Thanks for the tips.
Always pros and cons to consider.
I read this article on Arstechnica a while back, as an intro into ZFS.
I've also messed around with ZFS in various incantations via VMs (including earlier versions of TrueNAS/FreeNAS), but just using standard virtual drives, not hardware pass through. But this was just to play around with vdevs, zpools etc.
Expanding existing pools does seem to have restrictions.
It's not recommended as far as I know to mix vdev configurations, such as in your example (i.e 4 disks initially, then add 2 later on), and I think you're limited to having to use the same raid mode (z1, z2 etc) each time for additional vdevs within the same pool, which also of course also restricts the minimum number of drives you can add at a time.
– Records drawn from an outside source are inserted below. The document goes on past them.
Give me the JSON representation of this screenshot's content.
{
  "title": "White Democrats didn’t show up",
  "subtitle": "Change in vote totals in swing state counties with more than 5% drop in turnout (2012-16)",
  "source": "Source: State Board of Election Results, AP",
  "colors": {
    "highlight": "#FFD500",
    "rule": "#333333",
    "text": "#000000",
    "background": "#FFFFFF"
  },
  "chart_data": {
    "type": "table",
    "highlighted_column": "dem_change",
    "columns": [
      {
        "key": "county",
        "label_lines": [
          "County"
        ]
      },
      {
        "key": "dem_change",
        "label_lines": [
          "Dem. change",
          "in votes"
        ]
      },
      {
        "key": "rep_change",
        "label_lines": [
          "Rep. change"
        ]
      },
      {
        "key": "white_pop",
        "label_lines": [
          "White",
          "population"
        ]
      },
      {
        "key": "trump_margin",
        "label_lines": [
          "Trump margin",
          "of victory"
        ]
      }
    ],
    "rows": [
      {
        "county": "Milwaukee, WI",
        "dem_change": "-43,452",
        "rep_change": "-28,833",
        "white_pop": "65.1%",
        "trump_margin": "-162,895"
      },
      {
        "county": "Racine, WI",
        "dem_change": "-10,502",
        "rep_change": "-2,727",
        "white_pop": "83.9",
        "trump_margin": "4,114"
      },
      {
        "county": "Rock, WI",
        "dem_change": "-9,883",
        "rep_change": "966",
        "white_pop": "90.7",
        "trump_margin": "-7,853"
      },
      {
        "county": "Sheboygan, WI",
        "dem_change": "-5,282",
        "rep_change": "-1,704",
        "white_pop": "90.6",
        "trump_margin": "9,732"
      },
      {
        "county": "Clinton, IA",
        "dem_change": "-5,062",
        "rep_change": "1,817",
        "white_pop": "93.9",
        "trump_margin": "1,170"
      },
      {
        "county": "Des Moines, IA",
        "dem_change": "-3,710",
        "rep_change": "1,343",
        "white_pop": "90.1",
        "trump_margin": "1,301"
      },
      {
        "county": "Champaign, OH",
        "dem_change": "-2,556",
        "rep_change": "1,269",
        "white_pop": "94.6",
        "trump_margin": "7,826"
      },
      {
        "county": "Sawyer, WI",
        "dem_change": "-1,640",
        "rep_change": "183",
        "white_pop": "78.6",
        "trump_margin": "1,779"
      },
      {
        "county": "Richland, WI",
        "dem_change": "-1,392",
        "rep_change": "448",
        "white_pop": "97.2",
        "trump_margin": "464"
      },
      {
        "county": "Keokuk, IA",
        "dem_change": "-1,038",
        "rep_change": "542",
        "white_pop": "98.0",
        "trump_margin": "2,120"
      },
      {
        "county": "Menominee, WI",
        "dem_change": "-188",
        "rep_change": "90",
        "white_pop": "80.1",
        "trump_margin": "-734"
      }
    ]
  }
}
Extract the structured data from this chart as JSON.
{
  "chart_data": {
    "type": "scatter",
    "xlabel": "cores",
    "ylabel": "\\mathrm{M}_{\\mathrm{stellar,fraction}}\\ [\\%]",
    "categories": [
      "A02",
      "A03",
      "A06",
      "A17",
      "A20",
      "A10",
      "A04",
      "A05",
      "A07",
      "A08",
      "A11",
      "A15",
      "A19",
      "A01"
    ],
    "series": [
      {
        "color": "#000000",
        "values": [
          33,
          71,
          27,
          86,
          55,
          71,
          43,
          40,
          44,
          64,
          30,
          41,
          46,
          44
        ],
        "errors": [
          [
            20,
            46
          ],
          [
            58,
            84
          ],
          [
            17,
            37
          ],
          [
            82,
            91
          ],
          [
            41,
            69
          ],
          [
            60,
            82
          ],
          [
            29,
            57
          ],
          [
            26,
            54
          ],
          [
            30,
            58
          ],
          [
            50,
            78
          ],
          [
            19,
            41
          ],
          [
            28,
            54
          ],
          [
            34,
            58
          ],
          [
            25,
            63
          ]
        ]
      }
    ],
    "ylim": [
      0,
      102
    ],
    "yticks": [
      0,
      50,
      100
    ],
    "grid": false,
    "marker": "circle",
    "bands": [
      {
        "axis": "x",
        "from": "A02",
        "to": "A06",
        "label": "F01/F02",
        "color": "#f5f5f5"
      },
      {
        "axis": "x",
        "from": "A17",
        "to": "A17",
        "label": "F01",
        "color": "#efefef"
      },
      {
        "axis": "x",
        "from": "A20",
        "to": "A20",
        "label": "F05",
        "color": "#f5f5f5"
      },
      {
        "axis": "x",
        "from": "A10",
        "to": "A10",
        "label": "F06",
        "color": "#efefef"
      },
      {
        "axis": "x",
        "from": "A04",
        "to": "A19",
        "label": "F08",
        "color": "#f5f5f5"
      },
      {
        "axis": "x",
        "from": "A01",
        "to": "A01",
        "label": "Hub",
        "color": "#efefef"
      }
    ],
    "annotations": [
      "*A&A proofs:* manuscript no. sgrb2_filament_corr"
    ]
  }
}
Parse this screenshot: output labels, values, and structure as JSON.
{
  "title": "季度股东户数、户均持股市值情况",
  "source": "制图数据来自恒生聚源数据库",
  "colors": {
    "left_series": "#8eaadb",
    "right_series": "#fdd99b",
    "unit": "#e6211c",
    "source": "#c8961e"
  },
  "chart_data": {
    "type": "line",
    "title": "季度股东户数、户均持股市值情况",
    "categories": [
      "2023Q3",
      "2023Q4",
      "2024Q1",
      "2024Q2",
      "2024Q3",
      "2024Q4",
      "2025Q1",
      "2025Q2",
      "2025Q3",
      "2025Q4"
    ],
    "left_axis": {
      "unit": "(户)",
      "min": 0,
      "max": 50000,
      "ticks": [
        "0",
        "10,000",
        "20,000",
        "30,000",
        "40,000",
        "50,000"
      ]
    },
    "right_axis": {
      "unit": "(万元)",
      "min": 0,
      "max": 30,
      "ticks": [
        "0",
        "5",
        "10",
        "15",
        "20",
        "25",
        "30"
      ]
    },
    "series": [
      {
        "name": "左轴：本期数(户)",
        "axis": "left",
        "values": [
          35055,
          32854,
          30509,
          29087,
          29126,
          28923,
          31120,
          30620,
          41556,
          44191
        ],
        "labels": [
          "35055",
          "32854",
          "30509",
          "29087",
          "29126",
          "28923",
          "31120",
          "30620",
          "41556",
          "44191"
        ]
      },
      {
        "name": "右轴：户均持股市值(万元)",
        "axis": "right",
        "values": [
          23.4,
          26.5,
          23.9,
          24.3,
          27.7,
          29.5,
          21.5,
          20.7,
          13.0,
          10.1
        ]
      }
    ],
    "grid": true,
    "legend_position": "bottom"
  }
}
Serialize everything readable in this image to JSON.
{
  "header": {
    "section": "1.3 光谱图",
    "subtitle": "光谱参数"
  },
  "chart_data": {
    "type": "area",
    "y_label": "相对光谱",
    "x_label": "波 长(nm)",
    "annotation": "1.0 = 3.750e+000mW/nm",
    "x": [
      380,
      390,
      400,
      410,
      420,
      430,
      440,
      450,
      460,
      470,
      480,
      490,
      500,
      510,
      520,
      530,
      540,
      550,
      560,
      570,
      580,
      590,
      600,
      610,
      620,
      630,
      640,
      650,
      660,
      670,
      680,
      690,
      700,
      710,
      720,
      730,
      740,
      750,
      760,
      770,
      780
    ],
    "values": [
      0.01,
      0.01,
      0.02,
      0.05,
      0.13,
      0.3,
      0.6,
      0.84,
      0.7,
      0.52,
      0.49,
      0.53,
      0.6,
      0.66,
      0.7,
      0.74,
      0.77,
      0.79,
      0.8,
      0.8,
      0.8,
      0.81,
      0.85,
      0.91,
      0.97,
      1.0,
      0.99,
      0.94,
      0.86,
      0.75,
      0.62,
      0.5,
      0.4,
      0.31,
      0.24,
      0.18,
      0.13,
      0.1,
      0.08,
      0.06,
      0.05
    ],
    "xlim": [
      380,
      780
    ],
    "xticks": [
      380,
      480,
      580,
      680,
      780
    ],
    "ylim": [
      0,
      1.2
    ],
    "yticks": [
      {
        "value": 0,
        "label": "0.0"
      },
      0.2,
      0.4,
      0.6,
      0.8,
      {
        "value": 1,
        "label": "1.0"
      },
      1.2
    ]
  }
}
So there are definitely restrictions to consider, much less flexible than other RAID options as you mention.
As a test I created a zpool with 4 x 1TiB drives, as z2, giving me ~1.83TiB available after formatting etc.
I then added a new vdev to the same zpool, this time using 4 x 2TiB (*) drives, again z2, giving me 5.63 TiB available in total after formatting due to both vdevs being combined within the pool.
Personally, as my data is fairly segregated by function, I'd probably just create a new pool with the four (or however many) new drives, and migrate specific data to the new pool, rather than continually growing a single pool. Again pros and cons of course.
Cheers
* Emulating getting larger size drives at some later date.